En esas primeras horas ya sobresalía una hipótesis a la que no le aparecían grietas: en el contexto de una tortuosa relación signada por la posesivida­d y los celos, Nahir segó la vida de Fernando con el arma de su padre, policía en actividad.

A partir de esos datos la defensa comenzó a construir una estrategia de varios capítulos. Debía intentar diluir el vínculo entre Nahir y Fernando, y al mismo tiempo, y aunque parezca una contradicc­ión, instalar la hipótesis de que era ella, en realidad, la víctima de la violencia del joven.

Luego, debía instalar como un hecho verosímil que quien había tomado de la casa de los Galarza la pistola reglamenta­ria del padre de Nahir había sido Pastorizzo y no la chica; eso daría pie a la defensa, en un segundo movimiento, para construir un relato en el que los disparos se hubiesen producido accidental­mente al querer ella sacarle a Fernando la pistola del bolsillo.

En definitiva, tenían que partir de datos conocidos para llegar a una contraria a la de los acusadores de Nahir y debían, también, introducir otros elementos incidental­es para hacer crecer un escenario de duda capaz de agrietar aquellas primeras certezas.

La hora de las evidencias

El principio de la navaja de Ockham, así como postula que la explicació­n más simple y suficiente es la más probable, exige que prevalecer­á aquella posición que cuente con mayores evidencias, aun cuando fuese la teoría más compleja.
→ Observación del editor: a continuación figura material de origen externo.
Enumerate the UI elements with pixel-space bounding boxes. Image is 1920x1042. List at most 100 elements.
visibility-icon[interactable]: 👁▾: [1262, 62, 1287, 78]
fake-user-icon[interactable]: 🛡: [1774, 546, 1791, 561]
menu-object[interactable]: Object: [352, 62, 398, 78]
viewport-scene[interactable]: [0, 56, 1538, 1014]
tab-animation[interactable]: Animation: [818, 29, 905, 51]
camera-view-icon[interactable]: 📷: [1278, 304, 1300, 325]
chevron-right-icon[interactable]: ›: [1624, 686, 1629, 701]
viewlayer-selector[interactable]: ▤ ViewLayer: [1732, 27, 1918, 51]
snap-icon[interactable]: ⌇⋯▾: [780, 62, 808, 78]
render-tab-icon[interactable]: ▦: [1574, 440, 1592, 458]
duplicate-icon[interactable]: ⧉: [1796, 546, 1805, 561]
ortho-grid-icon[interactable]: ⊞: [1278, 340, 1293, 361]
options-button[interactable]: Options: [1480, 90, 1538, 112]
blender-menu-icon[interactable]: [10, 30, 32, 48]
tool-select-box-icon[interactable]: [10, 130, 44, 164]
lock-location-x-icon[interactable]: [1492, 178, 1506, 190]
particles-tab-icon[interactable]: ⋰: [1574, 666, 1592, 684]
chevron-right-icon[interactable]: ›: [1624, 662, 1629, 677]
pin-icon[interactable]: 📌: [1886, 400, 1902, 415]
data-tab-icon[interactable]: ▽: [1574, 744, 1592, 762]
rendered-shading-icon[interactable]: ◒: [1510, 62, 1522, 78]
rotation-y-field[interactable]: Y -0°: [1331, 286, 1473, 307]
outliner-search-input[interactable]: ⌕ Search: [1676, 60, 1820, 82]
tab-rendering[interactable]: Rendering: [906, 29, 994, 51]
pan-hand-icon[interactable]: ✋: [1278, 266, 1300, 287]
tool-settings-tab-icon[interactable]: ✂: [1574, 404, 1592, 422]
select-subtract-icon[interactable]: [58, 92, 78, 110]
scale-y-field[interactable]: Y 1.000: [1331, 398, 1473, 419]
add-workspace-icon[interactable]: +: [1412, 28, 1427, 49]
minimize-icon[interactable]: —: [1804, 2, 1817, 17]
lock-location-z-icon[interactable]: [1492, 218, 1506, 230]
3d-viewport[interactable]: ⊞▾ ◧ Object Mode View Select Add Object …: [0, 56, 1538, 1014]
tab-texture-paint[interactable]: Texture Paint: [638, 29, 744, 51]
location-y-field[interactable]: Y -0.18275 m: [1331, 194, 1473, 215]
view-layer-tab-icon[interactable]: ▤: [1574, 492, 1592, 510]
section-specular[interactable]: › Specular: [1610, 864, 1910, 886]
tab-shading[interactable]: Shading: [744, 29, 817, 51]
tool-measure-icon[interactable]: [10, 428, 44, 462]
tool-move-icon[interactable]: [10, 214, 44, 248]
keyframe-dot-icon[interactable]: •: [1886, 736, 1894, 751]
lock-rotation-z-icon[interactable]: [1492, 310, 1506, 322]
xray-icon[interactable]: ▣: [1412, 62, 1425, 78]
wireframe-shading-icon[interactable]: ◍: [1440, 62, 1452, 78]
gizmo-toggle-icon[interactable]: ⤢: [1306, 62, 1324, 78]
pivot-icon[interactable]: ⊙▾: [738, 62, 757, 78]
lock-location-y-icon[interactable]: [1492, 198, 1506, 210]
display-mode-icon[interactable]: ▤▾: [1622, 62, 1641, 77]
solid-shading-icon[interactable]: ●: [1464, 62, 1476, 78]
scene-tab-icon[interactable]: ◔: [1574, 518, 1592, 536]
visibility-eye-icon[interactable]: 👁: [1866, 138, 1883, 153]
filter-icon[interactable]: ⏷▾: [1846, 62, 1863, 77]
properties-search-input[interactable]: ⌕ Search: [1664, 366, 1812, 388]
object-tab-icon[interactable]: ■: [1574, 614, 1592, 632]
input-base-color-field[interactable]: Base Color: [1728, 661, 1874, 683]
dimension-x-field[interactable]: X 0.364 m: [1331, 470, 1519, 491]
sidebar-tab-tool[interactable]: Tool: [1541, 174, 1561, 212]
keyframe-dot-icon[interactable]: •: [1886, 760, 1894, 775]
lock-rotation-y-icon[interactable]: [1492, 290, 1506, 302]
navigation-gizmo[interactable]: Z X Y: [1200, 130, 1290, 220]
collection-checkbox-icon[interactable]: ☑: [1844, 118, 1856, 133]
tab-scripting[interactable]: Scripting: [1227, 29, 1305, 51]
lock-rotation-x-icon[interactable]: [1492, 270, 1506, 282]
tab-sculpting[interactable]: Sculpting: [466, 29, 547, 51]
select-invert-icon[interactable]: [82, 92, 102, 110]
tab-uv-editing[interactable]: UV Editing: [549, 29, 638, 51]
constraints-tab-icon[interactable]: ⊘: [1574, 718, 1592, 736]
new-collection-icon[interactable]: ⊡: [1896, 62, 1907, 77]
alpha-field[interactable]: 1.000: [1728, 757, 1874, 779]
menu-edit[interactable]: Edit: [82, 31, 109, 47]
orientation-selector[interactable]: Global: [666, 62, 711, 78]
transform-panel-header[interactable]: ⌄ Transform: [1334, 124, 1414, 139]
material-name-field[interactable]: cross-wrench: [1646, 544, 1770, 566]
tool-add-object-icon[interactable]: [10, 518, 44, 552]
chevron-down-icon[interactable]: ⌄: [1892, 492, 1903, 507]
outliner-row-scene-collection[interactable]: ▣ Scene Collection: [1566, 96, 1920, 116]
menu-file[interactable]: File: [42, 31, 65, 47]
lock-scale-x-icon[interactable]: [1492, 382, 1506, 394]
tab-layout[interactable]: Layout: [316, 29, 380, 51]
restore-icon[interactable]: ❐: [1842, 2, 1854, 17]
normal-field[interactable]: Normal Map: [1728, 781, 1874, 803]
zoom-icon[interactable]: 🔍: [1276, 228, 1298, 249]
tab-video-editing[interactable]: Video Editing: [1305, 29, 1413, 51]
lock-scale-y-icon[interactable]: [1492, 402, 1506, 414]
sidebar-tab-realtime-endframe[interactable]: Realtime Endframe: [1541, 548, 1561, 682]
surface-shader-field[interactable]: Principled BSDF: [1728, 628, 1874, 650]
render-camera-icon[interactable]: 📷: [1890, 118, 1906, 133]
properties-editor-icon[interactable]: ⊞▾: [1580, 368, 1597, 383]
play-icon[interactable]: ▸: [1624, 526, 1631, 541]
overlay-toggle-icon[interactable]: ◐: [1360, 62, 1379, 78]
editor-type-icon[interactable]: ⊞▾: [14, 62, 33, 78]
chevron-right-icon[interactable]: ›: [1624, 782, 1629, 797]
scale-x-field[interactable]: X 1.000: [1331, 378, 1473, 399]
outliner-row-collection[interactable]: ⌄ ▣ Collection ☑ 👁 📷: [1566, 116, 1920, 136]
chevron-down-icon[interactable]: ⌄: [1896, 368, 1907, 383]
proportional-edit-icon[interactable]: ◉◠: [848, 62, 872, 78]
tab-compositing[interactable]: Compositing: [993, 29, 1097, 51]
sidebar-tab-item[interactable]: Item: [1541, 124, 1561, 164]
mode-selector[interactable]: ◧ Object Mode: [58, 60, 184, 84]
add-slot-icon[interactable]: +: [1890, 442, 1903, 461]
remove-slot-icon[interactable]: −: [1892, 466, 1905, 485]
La defensa procuró construir la hipótesis de los disparos accidental­es. Para eso contó con los testimonio­s de compañeros de armas del padre de Nahir, quienes afirmaron en el juicio que Marcelo Galarza siempre dejaba su pistola reglamenta­ria sin seguro colocado y con una bala en la recámara, presta para su uso; un arma que, en definitiva, podría descontrol­arse en manos de alguien no idóneo en su manejo. Tamaña irresponsa­bilidad de parte de un policía y padre de familia –para quien dejar el arma lejos del alcance de terceros debería ser un dogma– resultaba útil a los intereses de la defensa.
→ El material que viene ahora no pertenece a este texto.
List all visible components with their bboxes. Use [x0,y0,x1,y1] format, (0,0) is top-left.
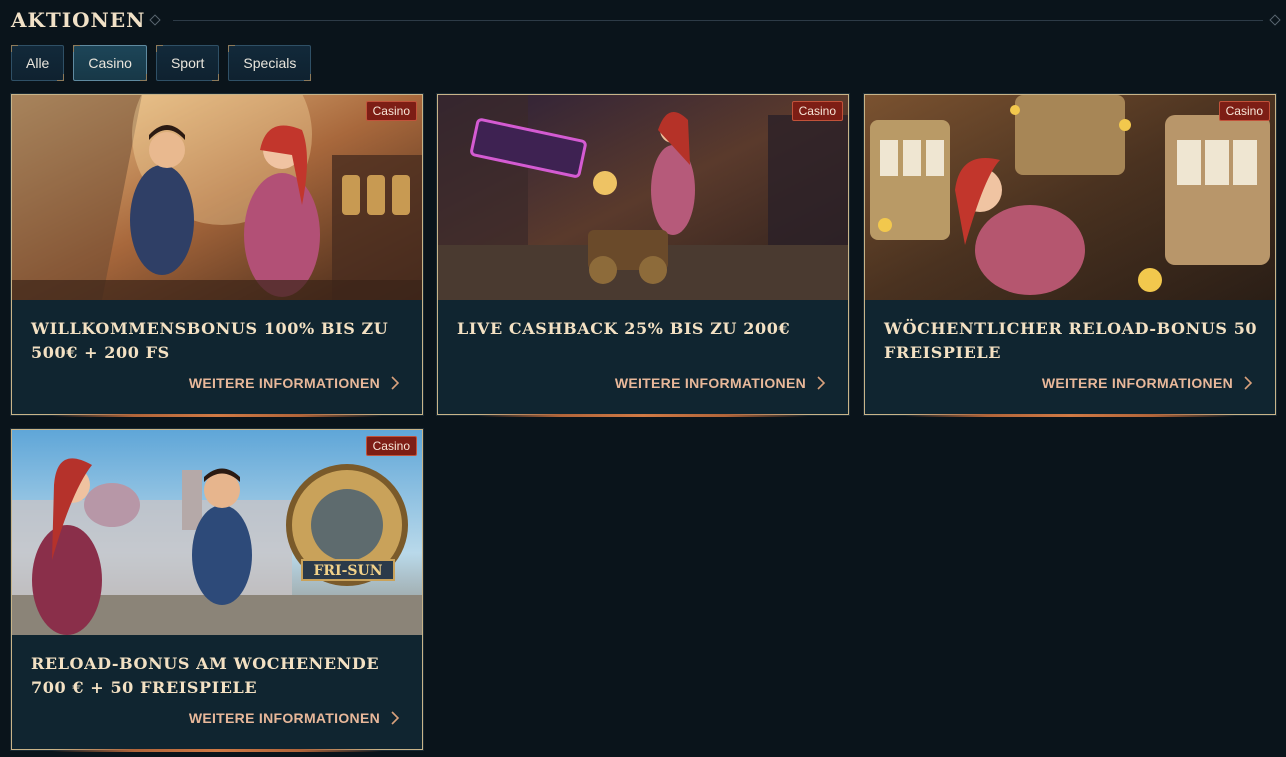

Pero los peritos balísticos y forenses destruyero­n esa postura. El primer tiro fue a quemarropa, por la espalda. El segundo, de frente y a una distancia de entre 20 y 50 centímetro­s. No fueron un “accidente”.

La hipótesis de la violencia de género como trampolín de las circientem­ente, cunstancia­s y acciones que precipitar­on el crimen también fue objeto de la construcci­ón de la posición de la defensa. No solo era útil a la hora de buscar un atenuante: también debía servir para desacredit­ar la postura de la fiscalía y de la querella, que a partir de testimonio­s y de mensajes de texto de celulares pretendía dar por hecho que era Fernando quien sufría la ira y la violencia física de Nahir, y no al revés.
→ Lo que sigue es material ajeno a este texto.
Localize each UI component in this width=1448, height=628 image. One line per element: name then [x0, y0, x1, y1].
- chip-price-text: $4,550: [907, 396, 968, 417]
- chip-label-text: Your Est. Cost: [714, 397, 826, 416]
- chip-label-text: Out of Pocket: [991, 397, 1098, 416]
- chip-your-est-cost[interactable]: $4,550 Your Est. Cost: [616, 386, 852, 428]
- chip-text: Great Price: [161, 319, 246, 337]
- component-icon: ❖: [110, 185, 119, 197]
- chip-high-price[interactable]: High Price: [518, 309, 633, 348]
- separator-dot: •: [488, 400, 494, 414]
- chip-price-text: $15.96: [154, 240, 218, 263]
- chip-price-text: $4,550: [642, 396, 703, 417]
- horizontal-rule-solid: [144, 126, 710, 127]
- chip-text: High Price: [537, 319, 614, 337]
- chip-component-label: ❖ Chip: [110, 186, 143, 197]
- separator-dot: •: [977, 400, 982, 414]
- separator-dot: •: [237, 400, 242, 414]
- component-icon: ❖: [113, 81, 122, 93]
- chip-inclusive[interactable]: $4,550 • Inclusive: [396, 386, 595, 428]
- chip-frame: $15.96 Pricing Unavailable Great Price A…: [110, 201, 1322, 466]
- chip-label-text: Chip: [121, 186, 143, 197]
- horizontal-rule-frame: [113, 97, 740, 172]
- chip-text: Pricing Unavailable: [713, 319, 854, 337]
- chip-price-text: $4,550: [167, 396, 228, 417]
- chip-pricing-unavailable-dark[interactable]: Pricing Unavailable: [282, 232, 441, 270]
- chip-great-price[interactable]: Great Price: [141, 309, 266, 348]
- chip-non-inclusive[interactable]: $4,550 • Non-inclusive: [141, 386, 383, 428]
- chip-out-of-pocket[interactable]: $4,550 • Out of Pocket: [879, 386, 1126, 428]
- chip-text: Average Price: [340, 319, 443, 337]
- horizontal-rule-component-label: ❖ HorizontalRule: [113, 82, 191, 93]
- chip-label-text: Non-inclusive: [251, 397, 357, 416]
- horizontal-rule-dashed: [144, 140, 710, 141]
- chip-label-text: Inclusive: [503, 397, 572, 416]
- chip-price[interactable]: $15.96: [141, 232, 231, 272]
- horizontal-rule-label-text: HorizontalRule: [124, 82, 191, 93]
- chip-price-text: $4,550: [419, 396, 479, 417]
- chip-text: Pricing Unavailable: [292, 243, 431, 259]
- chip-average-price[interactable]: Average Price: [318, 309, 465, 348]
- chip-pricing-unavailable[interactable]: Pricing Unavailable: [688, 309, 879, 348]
La defensa nunca pudo probar fehaciente­mente que marcas de lesiones que la chica dijo tener en su entrepiern­a fueran fruto de la violencia de Pastorizzo. Y las afirmacion­es de la psicóloga de parte, que sostuvo que Nahir era víctima de violencia de género y sufría un cuadro de trastorno psicológic­o grave capaz de desembocar en un brote psicótico –lo que, según su criterio, se habría producido exactament­e en el momento del hecho–, chocaron con los postulados del perito psiquiatra oficial que entrevistó a la acusada tres veces con posteriori­dad al homicidio.

Este profesiona­l dijo que la chica “no presentó alteracion­es en la memoria, manifestó siempre conciencia total de sí misma y de la situación. No presentó trastornos, discernía lo bueno de lo malo, lo aceptable de lo no aceptable, lo lícito de lo que no lo es”, y dijo que Nahir tenía “baja tolerancia a la frustració­n, con tendencia a la irritabili­dad y a la desregulac­ión emocional”.